Actors: Sophie B Jacques, Jason Roy-Leveillee, Marianne Farley, Marc-Andre Doucet-Beauchamp

By Caelyn O’Reilly

“Cimetière” is a comfortingly Halloweeny short from French-Canadian writer/director (and in this case, actor) Sophie B Jacques. It follows two people sneaking into a graveyard before beginning a probing conversation about life and death that gets very personal.

I love the film’s pumpkin-flavoured meet cute premise. The characters relax in a misty cemetery at night, surrounded by the warm, orange glow of lit candles. It’s basically the October equivalent of sitting around a roaring fireplace with mugs of hot cocoa. It elicits the same feeling as reading a ‘Goosebumps’ book in bed as a kid.

The narrative starts interestingly enough with the conversation about death, the dry, natural tone of the dialogue and performances really helping to sell the slight awkwardness of the pair. Unfortunately, the story takes a turn that is disappointingly rote and predictable.

SPOILERS AHEAD

Turns out, she was dead the whole time (insert spooky music sting here).

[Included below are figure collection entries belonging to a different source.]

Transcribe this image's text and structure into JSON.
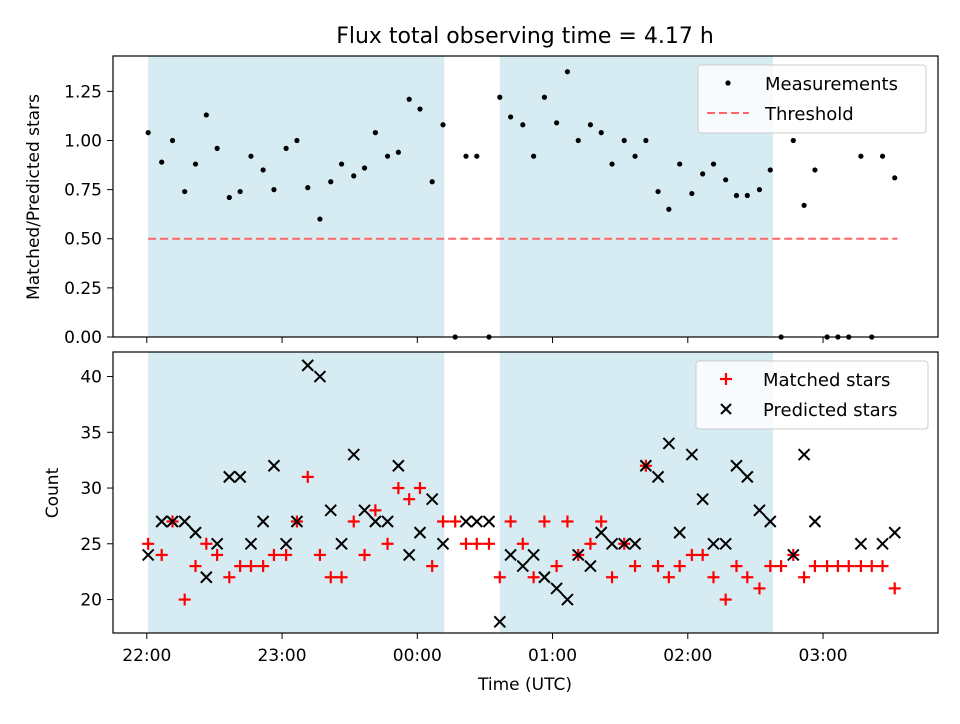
{
  "title": "Flux total observing time = 4.17 h",
  "colors": {
    "shade": "#add8e6",
    "threshold": "#ff6666",
    "matched": "#ff0000",
    "predicted": "#000000",
    "measurement": "#000000"
  },
  "chart_data": [
    {
      "type": "scatter",
      "ylabel": "Matched/Predicted stars",
      "ylim": [
        0,
        1.43
      ],
      "yticks": [
        0,
        0.25,
        0.5,
        0.75,
        1.0,
        1.25
      ],
      "ytick_labels": [
        "0.00",
        "0.25",
        "0.50",
        "0.75",
        "1.00",
        "1.25"
      ],
      "xlim": [
        -0.25,
        5.85
      ],
      "xticks": [
        0,
        1,
        2,
        3,
        4,
        5
      ],
      "legend": {
        "placement": "top-right",
        "entries": [
          "Measurements",
          "Threshold"
        ]
      },
      "shaded_spans": [
        [
          0.01,
          2.2
        ],
        [
          2.61,
          4.63
        ]
      ],
      "threshold": {
        "y": 0.5,
        "x_range": [
          0.01,
          5.55
        ],
        "label": "Threshold"
      },
      "series": [
        {
          "name": "Measurements",
          "x": [
            0.01,
            0.11,
            0.19,
            0.28,
            0.36,
            0.44,
            0.52,
            0.61,
            0.69,
            0.77,
            0.86,
            0.94,
            1.03,
            1.11,
            1.19,
            1.28,
            1.36,
            1.44,
            1.53,
            1.61,
            1.69,
            1.78,
            1.86,
            1.94,
            2.02,
            2.11,
            2.19,
            2.28,
            2.36,
            2.44,
            2.53,
            2.61,
            2.69,
            2.78,
            2.86,
            2.94,
            3.03,
            3.11,
            3.19,
            3.28,
            3.36,
            3.44,
            3.53,
            3.61,
            3.69,
            3.78,
            3.86,
            3.94,
            4.03,
            4.11,
            4.19,
            4.28,
            4.36,
            4.44,
            4.53,
            4.61,
            4.69,
            4.78,
            4.86,
            4.94,
            5.03,
            5.11,
            5.19,
            5.28,
            5.36,
            5.44,
            5.53
          ],
          "y": [
            1.04,
            0.89,
            1.0,
            0.74,
            0.88,
            1.13,
            0.96,
            0.71,
            0.74,
            0.92,
            0.85,
            0.75,
            0.96,
            1.0,
            0.76,
            0.6,
            0.79,
            0.88,
            0.82,
            0.86,
            1.04,
            0.92,
            0.94,
            1.21,
            1.16,
            0.79,
            1.08,
            0.0,
            0.92,
            0.92,
            0.0,
            1.22,
            1.12,
            1.08,
            0.92,
            1.22,
            1.09,
            1.35,
            1.0,
            1.08,
            1.04,
            0.88,
            1.0,
            0.92,
            1.0,
            0.74,
            0.65,
            0.88,
            0.73,
            0.83,
            0.88,
            0.8,
            0.72,
            0.72,
            0.75,
            0.85,
            0.0,
            1.0,
            0.67,
            0.85,
            0.0,
            0.0,
            0.0,
            0.92,
            0.0,
            0.92,
            0.81
          ]
        }
      ]
    },
    {
      "type": "scatter",
      "ylabel": "Count",
      "xlabel": "Time (UTC)",
      "ylim": [
        17,
        42.2
      ],
      "yticks": [
        20,
        25,
        30,
        35,
        40
      ],
      "ytick_labels": [
        "20",
        "25",
        "30",
        "35",
        "40"
      ],
      "xlim": [
        -0.25,
        5.85
      ],
      "xticks": [
        0,
        1,
        2,
        3,
        4,
        5
      ],
      "xtick_labels": [
        "22:00",
        "23:00",
        "00:00",
        "01:00",
        "02:00",
        "03:00"
      ],
      "legend": {
        "placement": "top-right",
        "entries": [
          "Matched stars",
          "Predicted stars"
        ]
      },
      "shaded_spans": [
        [
          0.01,
          2.2
        ],
        [
          2.61,
          4.63
        ]
      ],
      "series": [
        {
          "name": "Matched stars",
          "x": [
            0.01,
            0.11,
            0.19,
            0.28,
            0.36,
            0.44,
            0.52,
            0.61,
            0.69,
            0.77,
            0.86,
            0.94,
            1.03,
            1.11,
            1.19,
            1.28,
            1.36,
            1.44,
            1.53,
            1.61,
            1.69,
            1.78,
            1.86,
            1.94,
            2.02,
            2.11,
            2.19,
            2.28,
            2.36,
            2.44,
            2.53,
            2.61,
            2.69,
            2.78,
            2.86,
            2.94,
            3.03,
            3.11,
            3.19,
            3.28,
            3.36,
            3.44,
            3.53,
            3.61,
            3.69,
            3.78,
            3.86,
            3.94,
            4.03,
            4.11,
            4.19,
            4.28,
            4.36,
            4.44,
            4.53,
            4.61,
            4.69,
            4.78,
            4.86,
            4.94,
            5.03,
            5.11,
            5.19,
            5.28,
            5.36,
            5.44,
            5.53
          ],
          "y": [
            25,
            24,
            27,
            20,
            23,
            25,
            24,
            22,
            23,
            23,
            23,
            24,
            24,
            27,
            31,
            24,
            22,
            22,
            27,
            24,
            28,
            25,
            30,
            29,
            30,
            23,
            27,
            27,
            25,
            25,
            25,
            22,
            27,
            25,
            22,
            27,
            23,
            27,
            24,
            25,
            27,
            22,
            25,
            23,
            32,
            23,
            22,
            23,
            24,
            24,
            22,
            20,
            23,
            22,
            21,
            23,
            23,
            24,
            22,
            23,
            23,
            23,
            23,
            23,
            23,
            23,
            21
          ]
        },
        {
          "name": "Predicted stars",
          "x": [
            0.01,
            0.11,
            0.19,
            0.28,
            0.36,
            0.44,
            0.52,
            0.61,
            0.69,
            0.77,
            0.86,
            0.94,
            1.03,
            1.11,
            1.19,
            1.28,
            1.36,
            1.44,
            1.53,
            1.61,
            1.69,
            1.78,
            1.86,
            1.94,
            2.02,
            2.11,
            2.19,
            2.36,
            2.44,
            2.53,
            2.61,
            2.69,
            2.78,
            2.86,
            2.94,
            3.03,
            3.11,
            3.19,
            3.28,
            3.36,
            3.44,
            3.53,
            3.61,
            3.69,
            3.78,
            3.86,
            3.94,
            4.03,
            4.11,
            4.19,
            4.28,
            4.36,
            4.44,
            4.53,
            4.61,
            4.78,
            4.86,
            4.94,
            5.28,
            5.44,
            5.53
          ],
          "y": [
            24,
            27,
            27,
            27,
            26,
            22,
            25,
            31,
            31,
            25,
            27,
            32,
            25,
            27,
            41,
            40,
            28,
            25,
            33,
            28,
            27,
            27,
            32,
            24,
            26,
            29,
            25,
            27,
            27,
            27,
            18,
            24,
            23,
            24,
            22,
            21,
            20,
            24,
            23,
            26,
            25,
            25,
            25,
            32,
            31,
            34,
            26,
            33,
            29,
            25,
            25,
            32,
            31,
            28,
            27,
            24,
            33,
            27,
            25,
            25,
            26
          ]
        }
      ]
    }
  ]
}
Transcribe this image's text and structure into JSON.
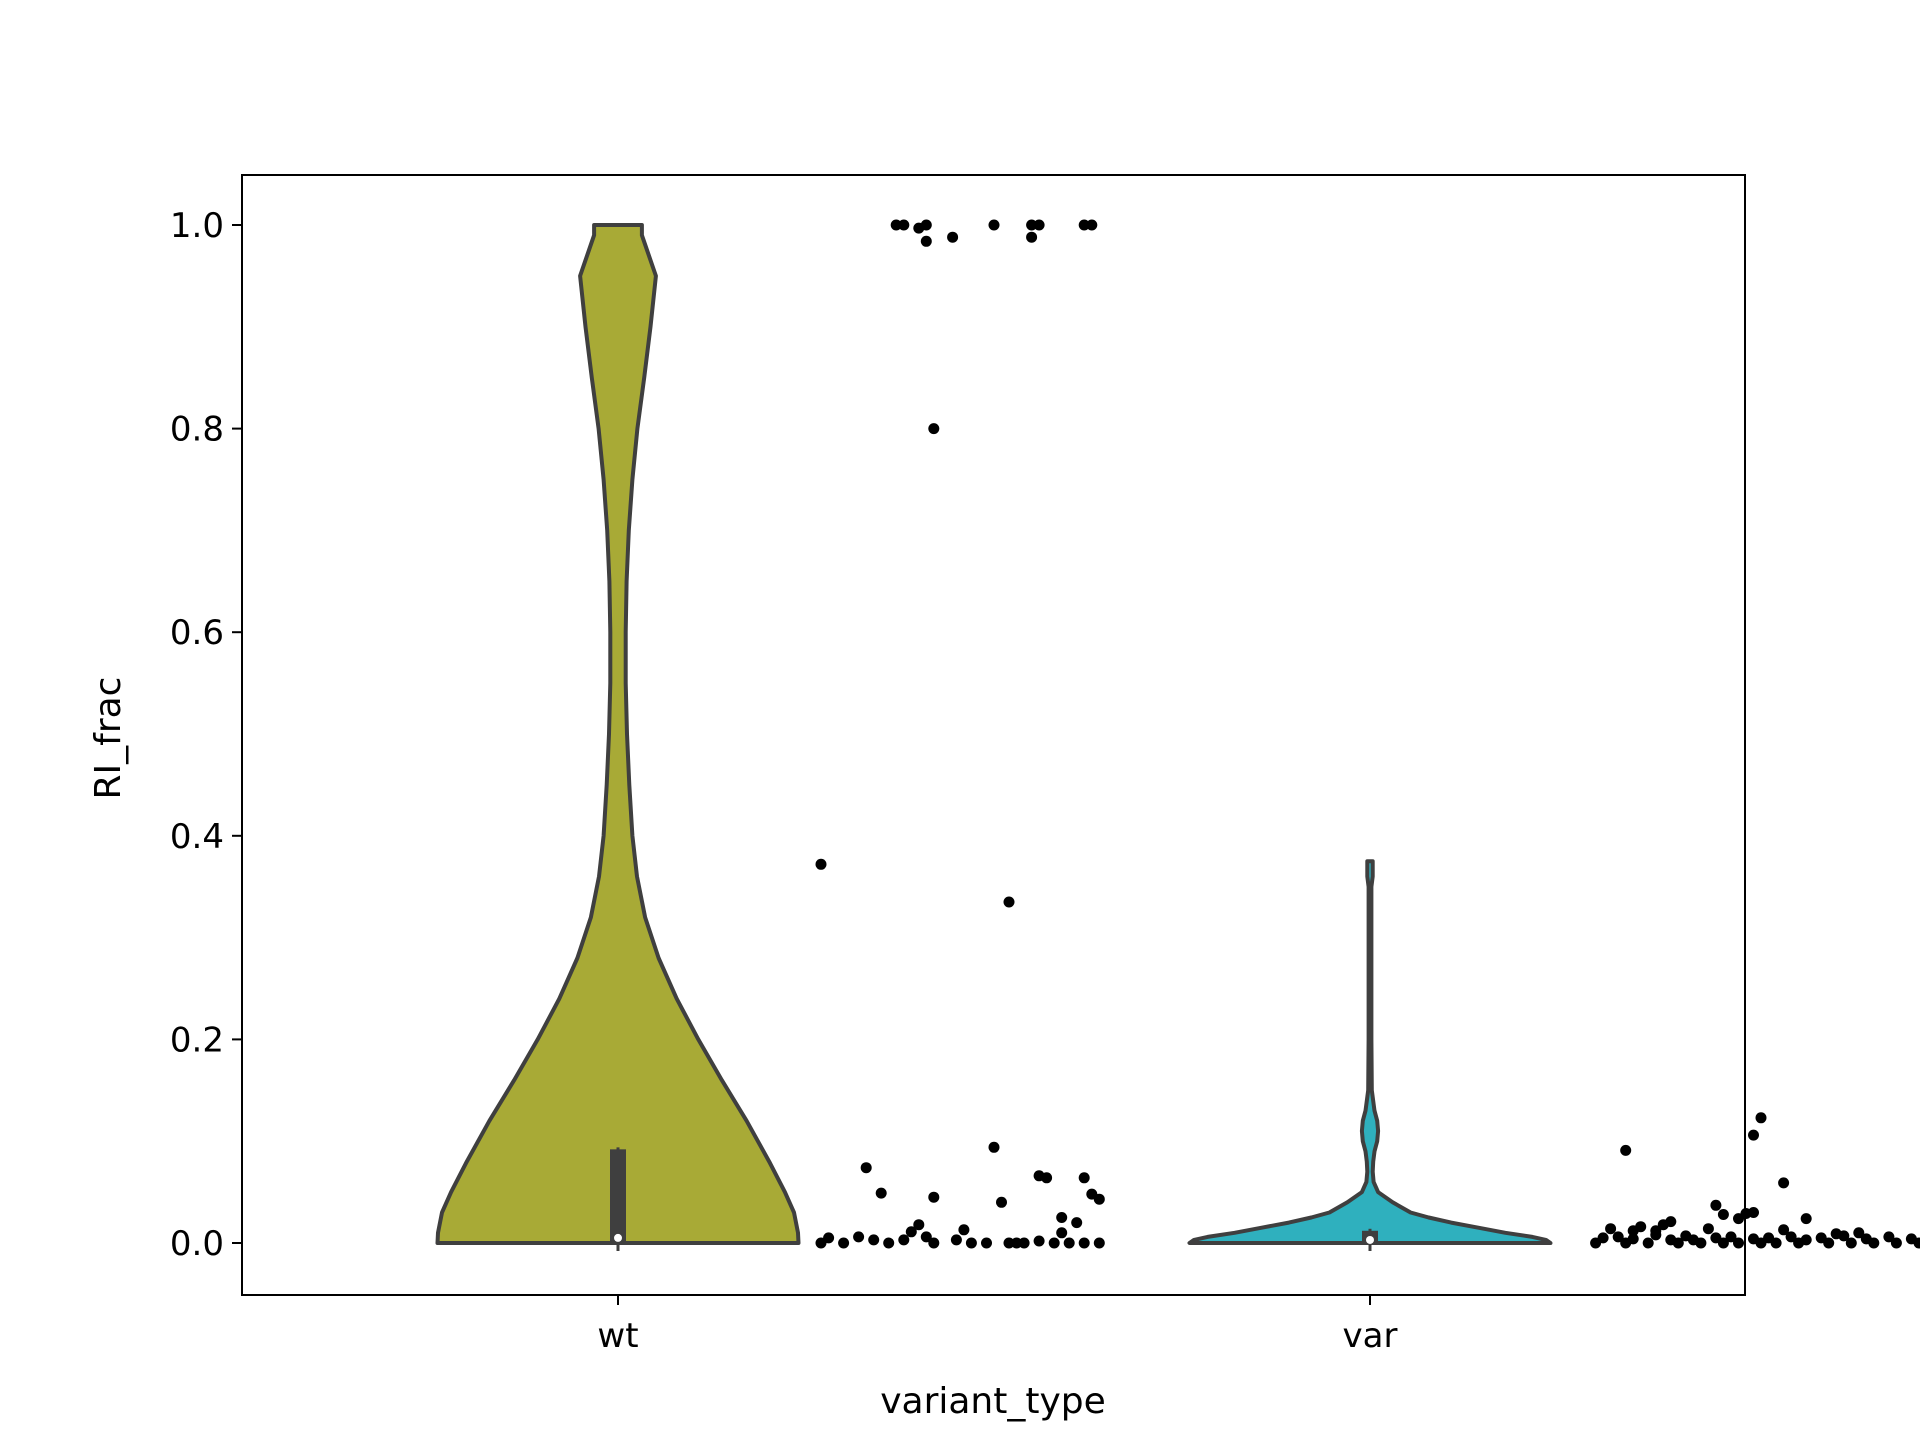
{
  "chart_data": {
    "type": "violin",
    "title": "",
    "xlabel": "variant_type",
    "ylabel": "RI_frac",
    "categories": [
      "wt",
      "var"
    ],
    "ylim": [
      -0.05,
      1.05
    ],
    "yticks": [
      0.0,
      0.2,
      0.4,
      0.6,
      0.8,
      1.0
    ],
    "ytick_labels": [
      "0.0",
      "0.2",
      "0.4",
      "0.6",
      "0.8",
      "1.0"
    ],
    "grid": false,
    "colors": {
      "wt": "#a8aa36",
      "var": "#2fb0be",
      "outline": "#3f3f3f",
      "points": "#000000"
    },
    "violins": [
      {
        "category": "wt",
        "profile": [
          [
            0.0,
            0.4
          ],
          [
            0.01,
            0.399
          ],
          [
            0.03,
            0.39
          ],
          [
            0.05,
            0.37
          ],
          [
            0.08,
            0.335
          ],
          [
            0.12,
            0.285
          ],
          [
            0.16,
            0.23
          ],
          [
            0.2,
            0.178
          ],
          [
            0.24,
            0.13
          ],
          [
            0.28,
            0.09
          ],
          [
            0.32,
            0.06
          ],
          [
            0.36,
            0.042
          ],
          [
            0.4,
            0.032
          ],
          [
            0.45,
            0.025
          ],
          [
            0.5,
            0.02
          ],
          [
            0.55,
            0.017
          ],
          [
            0.6,
            0.017
          ],
          [
            0.65,
            0.019
          ],
          [
            0.7,
            0.024
          ],
          [
            0.75,
            0.032
          ],
          [
            0.8,
            0.043
          ],
          [
            0.85,
            0.058
          ],
          [
            0.9,
            0.072
          ],
          [
            0.95,
            0.084
          ],
          [
            0.99,
            0.053
          ],
          [
            1.0,
            0.053
          ]
        ],
        "box": {
          "q1": 0.0,
          "q3": 0.092,
          "median": 0.005
        },
        "points": [
          [
            0.37,
            1.0
          ],
          [
            0.38,
            1.0
          ],
          [
            0.4,
            0.997
          ],
          [
            0.41,
            0.984
          ],
          [
            0.41,
            1.0
          ],
          [
            0.445,
            0.988
          ],
          [
            0.5,
            1.0
          ],
          [
            0.55,
            1.0
          ],
          [
            0.55,
            0.988
          ],
          [
            0.56,
            1.0
          ],
          [
            0.62,
            1.0
          ],
          [
            0.63,
            1.0
          ],
          [
            0.42,
            0.8
          ],
          [
            0.27,
            0.372
          ],
          [
            0.52,
            0.335
          ],
          [
            0.5,
            0.094
          ],
          [
            0.33,
            0.074
          ],
          [
            0.35,
            0.049
          ],
          [
            0.42,
            0.045
          ],
          [
            0.51,
            0.04
          ],
          [
            0.56,
            0.066
          ],
          [
            0.57,
            0.064
          ],
          [
            0.62,
            0.064
          ],
          [
            0.63,
            0.048
          ],
          [
            0.64,
            0.043
          ],
          [
            0.59,
            0.025
          ],
          [
            0.4,
            0.018
          ],
          [
            0.61,
            0.02
          ],
          [
            0.27,
            0.0
          ],
          [
            0.28,
            0.005
          ],
          [
            0.3,
            0.0
          ],
          [
            0.32,
            0.006
          ],
          [
            0.34,
            0.003
          ],
          [
            0.36,
            0.0
          ],
          [
            0.38,
            0.003
          ],
          [
            0.39,
            0.011
          ],
          [
            0.41,
            0.006
          ],
          [
            0.42,
            0.0
          ],
          [
            0.45,
            0.003
          ],
          [
            0.47,
            0.0
          ],
          [
            0.49,
            0.0
          ],
          [
            0.52,
            0.0
          ],
          [
            0.54,
            0.0
          ],
          [
            0.56,
            0.002
          ],
          [
            0.58,
            0.0
          ],
          [
            0.59,
            0.01
          ],
          [
            0.6,
            0.0
          ],
          [
            0.62,
            0.0
          ],
          [
            0.64,
            0.0
          ],
          [
            0.46,
            0.013
          ],
          [
            0.53,
            0.0
          ]
        ]
      },
      {
        "category": "var",
        "profile": [
          [
            0.0,
            0.4
          ],
          [
            0.003,
            0.39
          ],
          [
            0.006,
            0.36
          ],
          [
            0.01,
            0.3
          ],
          [
            0.015,
            0.24
          ],
          [
            0.02,
            0.18
          ],
          [
            0.025,
            0.13
          ],
          [
            0.03,
            0.09
          ],
          [
            0.04,
            0.05
          ],
          [
            0.05,
            0.018
          ],
          [
            0.06,
            0.008
          ],
          [
            0.07,
            0.006
          ],
          [
            0.08,
            0.007
          ],
          [
            0.09,
            0.01
          ],
          [
            0.1,
            0.016
          ],
          [
            0.11,
            0.018
          ],
          [
            0.12,
            0.016
          ],
          [
            0.13,
            0.01
          ],
          [
            0.15,
            0.004
          ],
          [
            0.2,
            0.003
          ],
          [
            0.25,
            0.003
          ],
          [
            0.3,
            0.003
          ],
          [
            0.35,
            0.003
          ],
          [
            0.36,
            0.006
          ],
          [
            0.37,
            0.006
          ],
          [
            0.375,
            0.006
          ]
        ],
        "box": {
          "q1": 0.0,
          "q3": 0.012,
          "median": 0.003
        },
        "points": [
          [
            1.76,
            0.375
          ],
          [
            1.52,
            0.123
          ],
          [
            1.51,
            0.106
          ],
          [
            1.34,
            0.091
          ],
          [
            1.55,
            0.059
          ],
          [
            1.46,
            0.037
          ],
          [
            1.47,
            0.028
          ],
          [
            1.49,
            0.024
          ],
          [
            1.5,
            0.029
          ],
          [
            1.51,
            0.03
          ],
          [
            1.4,
            0.021
          ],
          [
            1.39,
            0.018
          ],
          [
            1.36,
            0.016
          ],
          [
            1.35,
            0.012
          ],
          [
            1.45,
            0.014
          ],
          [
            1.55,
            0.013
          ],
          [
            1.58,
            0.024
          ],
          [
            1.65,
            0.01
          ],
          [
            1.74,
            0.015
          ],
          [
            1.75,
            0.022
          ],
          [
            1.3,
            0.0
          ],
          [
            1.31,
            0.005
          ],
          [
            1.32,
            0.014
          ],
          [
            1.33,
            0.006
          ],
          [
            1.34,
            0.0
          ],
          [
            1.35,
            0.004
          ],
          [
            1.37,
            0.0
          ],
          [
            1.38,
            0.008
          ],
          [
            1.4,
            0.003
          ],
          [
            1.41,
            0.0
          ],
          [
            1.42,
            0.007
          ],
          [
            1.43,
            0.003
          ],
          [
            1.44,
            0.0
          ],
          [
            1.46,
            0.005
          ],
          [
            1.47,
            0.0
          ],
          [
            1.48,
            0.006
          ],
          [
            1.49,
            0.0
          ],
          [
            1.51,
            0.004
          ],
          [
            1.52,
            0.0
          ],
          [
            1.53,
            0.005
          ],
          [
            1.54,
            0.0
          ],
          [
            1.56,
            0.006
          ],
          [
            1.57,
            0.0
          ],
          [
            1.58,
            0.003
          ],
          [
            1.6,
            0.005
          ],
          [
            1.61,
            0.0
          ],
          [
            1.63,
            0.007
          ],
          [
            1.64,
            0.0
          ],
          [
            1.66,
            0.004
          ],
          [
            1.67,
            0.0
          ],
          [
            1.69,
            0.006
          ],
          [
            1.7,
            0.0
          ],
          [
            1.72,
            0.004
          ],
          [
            1.73,
            0.0
          ],
          [
            1.76,
            0.005
          ],
          [
            1.77,
            0.0
          ],
          [
            1.78,
            0.008
          ],
          [
            1.79,
            0.0
          ],
          [
            1.8,
            0.0
          ],
          [
            1.81,
            0.0
          ],
          [
            1.38,
            0.012
          ],
          [
            1.62,
            0.009
          ]
        ]
      }
    ]
  }
}
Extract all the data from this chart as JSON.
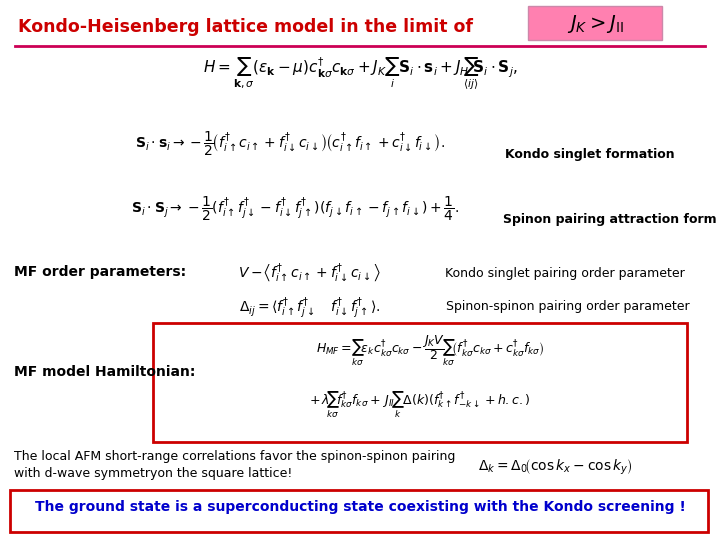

This is the most overdone idea the film could have possibly gone with. But at first it seems like Jacques is going to do something interesting with it, initially keeping the dialogue in its original matter-of-fact conversational tone. There’s a dark humour to her dryly telling this guy “I’m dead”. But unfortunately, “Cimetière” just can’t quite stick the landing and does end up trying to treat the situation as a big dramatic twist. Especially with the inclusion of a bizarre jumpscare plague doctor wandering around who represents… death? Maybe? The film gives up the humourous angle but fails to replace it with anything interesting or sufficiently developed for even this brief runtime. In the end, it somehow feels too slight for a sub-10 minute short film. It’s more like a two-sentence horror story you’d find on Reddit.

It needed to either ditch the dramatic angle or pay it off. As is, the piece feels incomplete, like a scene ripped from larger context.

Its charming aesthetic helps “Cimetière” not feel like a waste of time but the film overall is something you’d watch to set a spooky mood and then immediately forget. But I will end on a compliment. There’s a brief moment early on where the guy pulls a disposable face mask out of his bag and the dead woman’s immediate response is “Are you a doctor?”. If this film was shot after the pandemic began (which I don’t have any reason to believe isn’t the case), then that’s a brilliantly subtle allusion to the upcoming twist. Props to that.